Ceci est un véhicule.


J’ai l’image en tête depuis deux jours. Ce petit garçon sur son vélo devant le portail de l’école. Déterminé à descendre la légère pente face à lui. Il agrippe le guidon, convaincu par son geste, enclenche les pédales, se penche légèrement et s’élance. Mais avant même d’avoir pu jouir de l’accélération, en étant porté par l’inclinaison, il est déséquilibré et trébuche. Prunelles de stupeur, qui se transforme en œillades honteuses, parce qu’il y a d’autres gens autour de lui, parce que ses semblables sont témoins de sa défaillance, parce qu’il fait défaut à son ambition, à sa promesse de cavalcade. Alors, à court de moyens, il se relève, et tendu vers ce qu’il croit être un jury, il s’écrit : « je suis nul de toute façon », ponctuant son aveu de larmes rageuses. Combien de fois avons-nous été ce petit garçon ? Combien de fois le serons-nous encore ? Quelles sont les racines de ce fonctionnement ? A cet instant, mon premier réflexe est de vouloir courir vers lui, de le consoler, de le serrer dans mes bras, de lui dire que le vélo ne doit pas être bien réglé, qu’on s’en fout et qu’on peut continuer à pieds. Restaurer sa confiance en détournant l’action, quitte à trahir la réalité. Mais soudain, le mistral m’envahit, comme une souvenance de ce que certains nomment peut-être la vocation. Que faire ? Transmettre pour que l’autre puisse apprendre à faire seul. Lui donner les moyens de son autonomie, de son envol, de sa solidité.
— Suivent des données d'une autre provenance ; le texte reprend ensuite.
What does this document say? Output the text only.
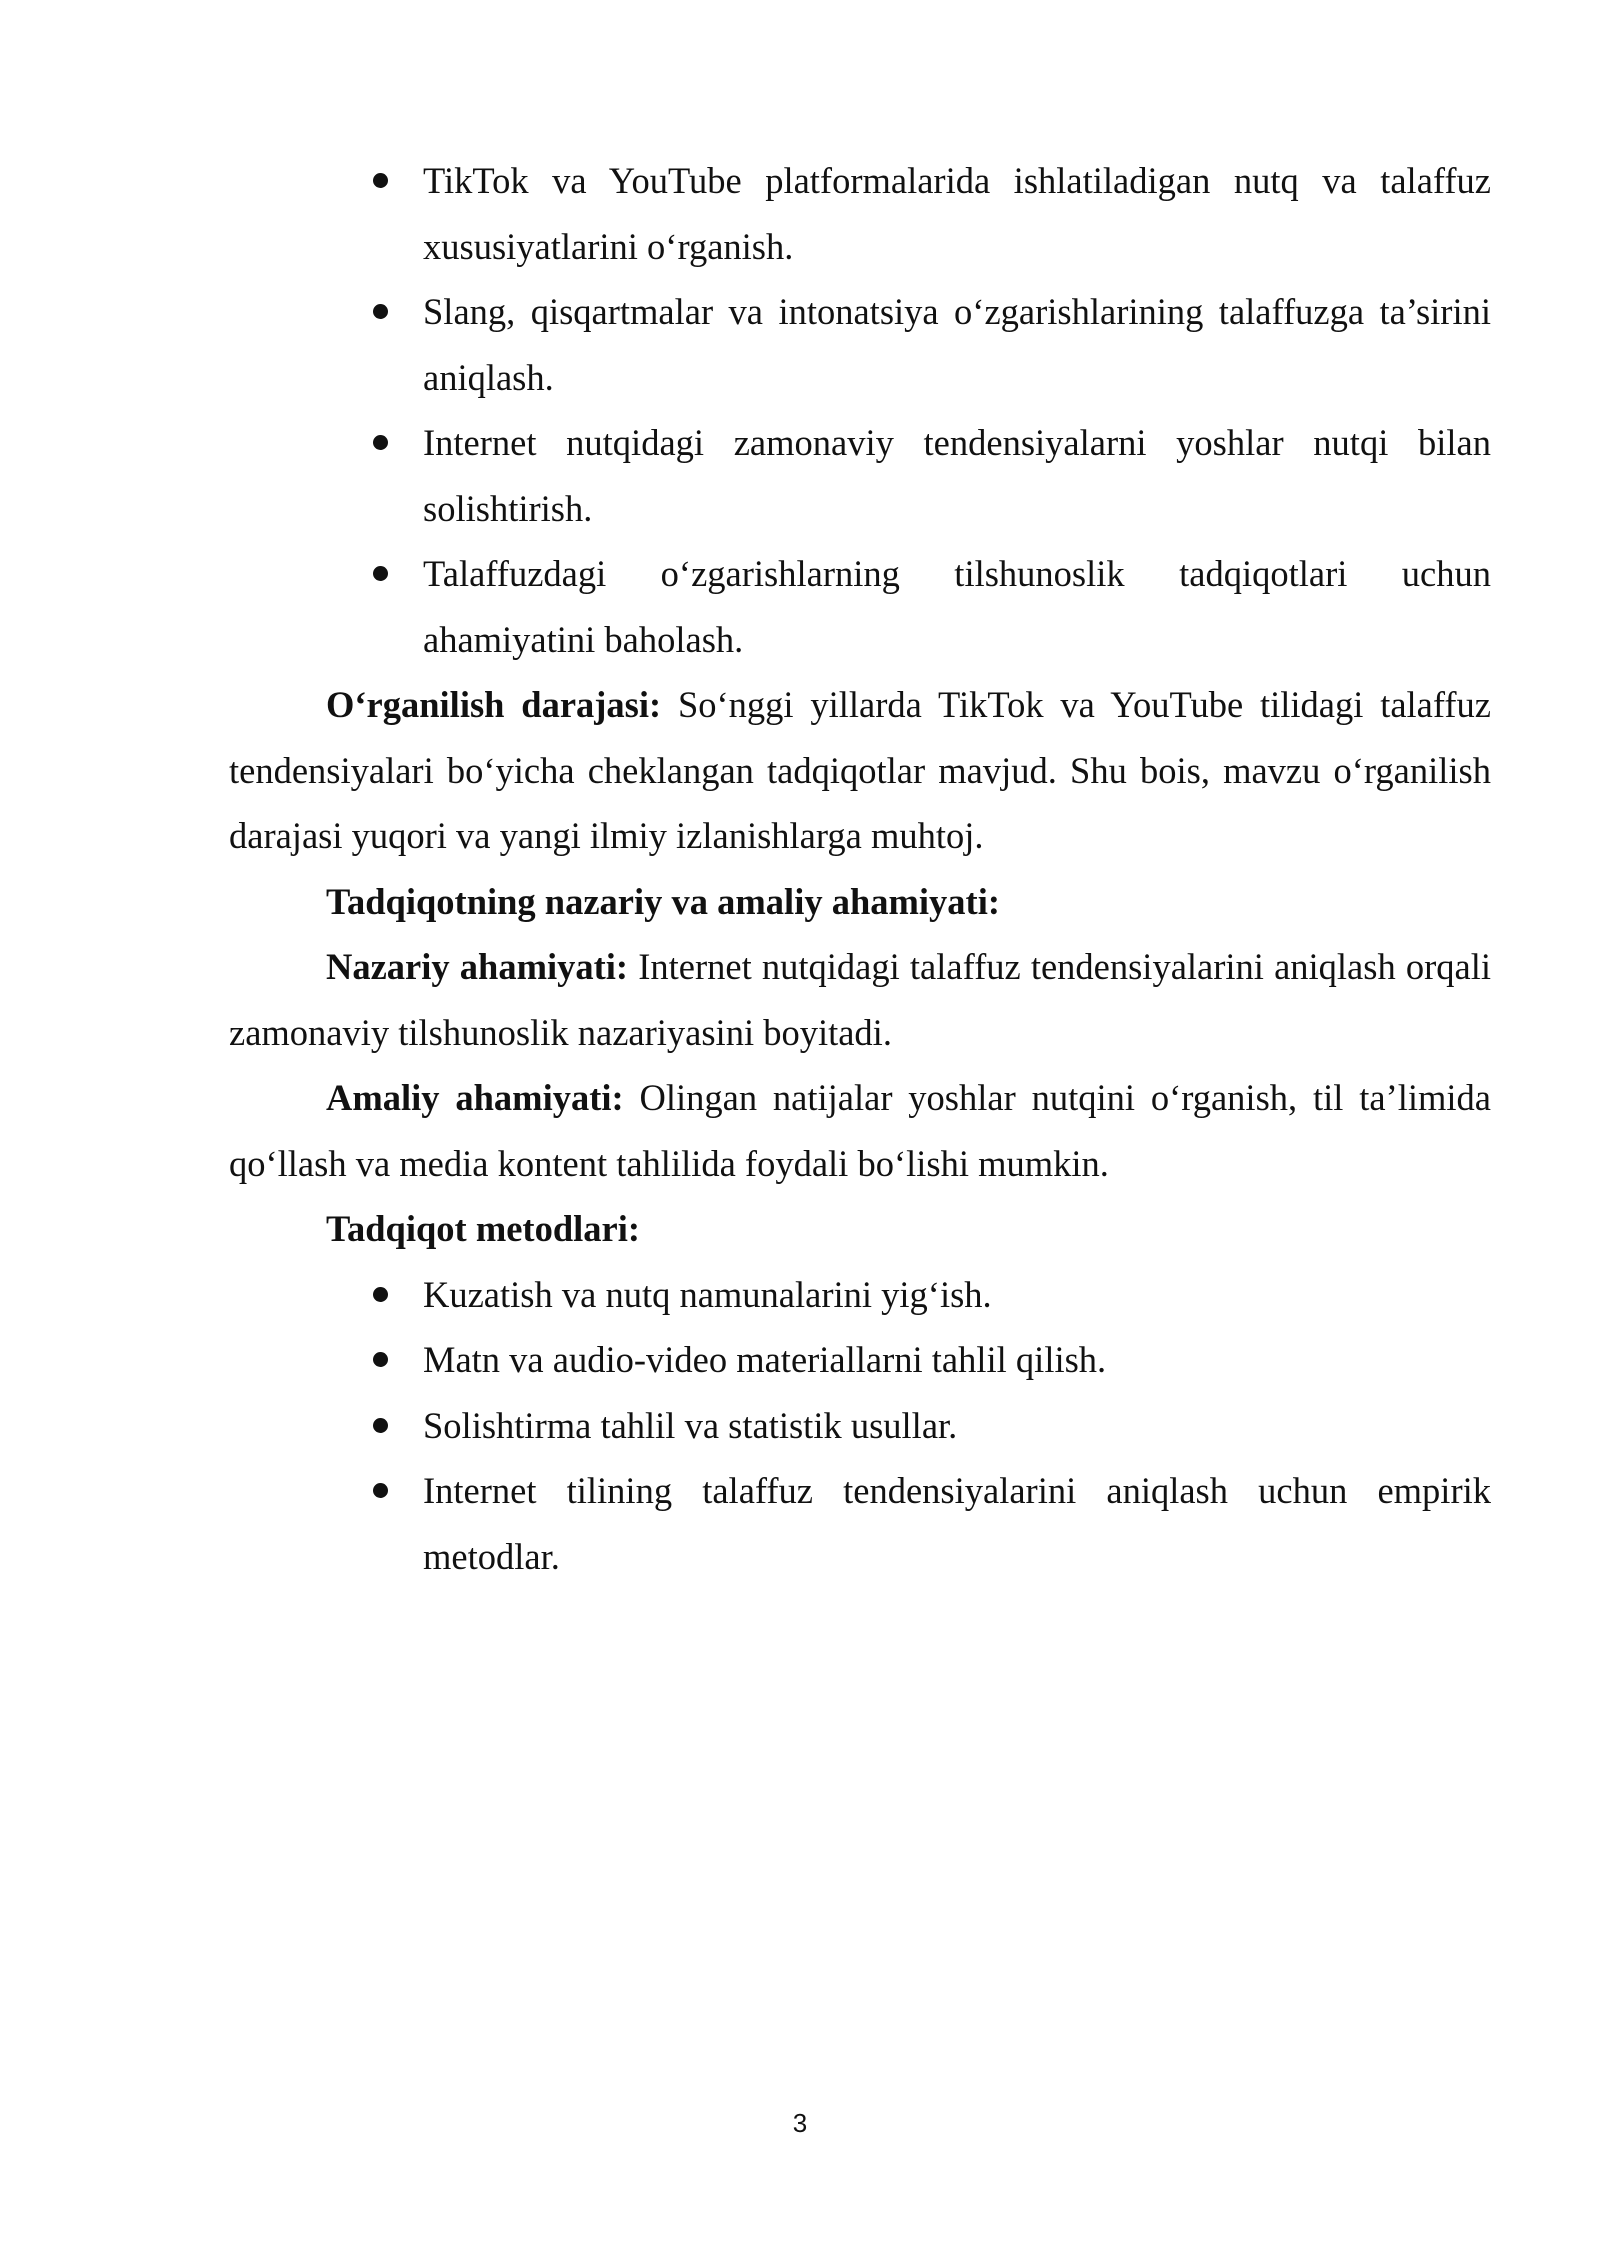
TikTok va YouTube platformalarida ishlatiladigan nutq va talaffuz xususiyatlarini o‘rganish.
Slang, qisqartmalar va intonatsiya o‘zgarishlarining talaffuzga ta’sirini aniqlash.
Internet nutqidagi zamonaviy tendensiyalarni yoshlar nutqi bilan solishtirish.
Talaffuzdagi o‘zgarishlarning tilshunoslik tadqiqotlari uchun ahamiyatini baholash.

O‘rganilish darajasi: So‘nggi yillarda TikTok va YouTube tilidagi talaffuz tendensiyalari bo‘yicha cheklangan tadqiqotlar mavjud. Shu bois, mavzu o‘rganilish darajasi yuqori va yangi ilmiy izlanishlarga muhtoj.

Tadqiqotning nazariy va amaliy ahamiyati:

Nazariy ahamiyati: Internet nutqidagi talaffuz tendensiyalarini aniqlash orqali zamonaviy tilshunoslik nazariyasini boyitadi.

Amaliy ahamiyati: Olingan natijalar yoshlar nutqini o‘rganish, til ta’limida qo‘llash va media kontent tahlilida foydali bo‘lishi mumkin.

Tadqiqot metodlari:

Kuzatish va nutq namunalarini yig‘ish.
Matn va audio-video materiallarni tahlil qilish.
Solishtirma tahlil va statistik usullar.
Internet tilining talaffuz tendensiyalarini aniqlash uchun empirik metodlar.
3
Me rapprocher de lui, sans complaisance, lui dire de remonter, et d’y retourner, en veillant à ce qu’il ajuste son corps au milieu du cadre. Le voir partir. Dénuée de crainte. Convaincue qu’il ne tombera pas, ou du moins que si c’est le cas, il saura repartir. Voilà sans doute l’enjeu de l’éducation. Négocier des virages. Adoucir les pentes. Et croire. Ne jamais projeter nos peurs, mais au contraire, poser ce regard de confiance sur les générations à venir. Un regard dans lequel elles pourront puiser leur force et leur indépendance. Pour renoncer, même dans la chute, au « je suis nul » et lui préférer un « je vais me remettre en selle ». Je vous souhaite une journée de vélo en danseuse.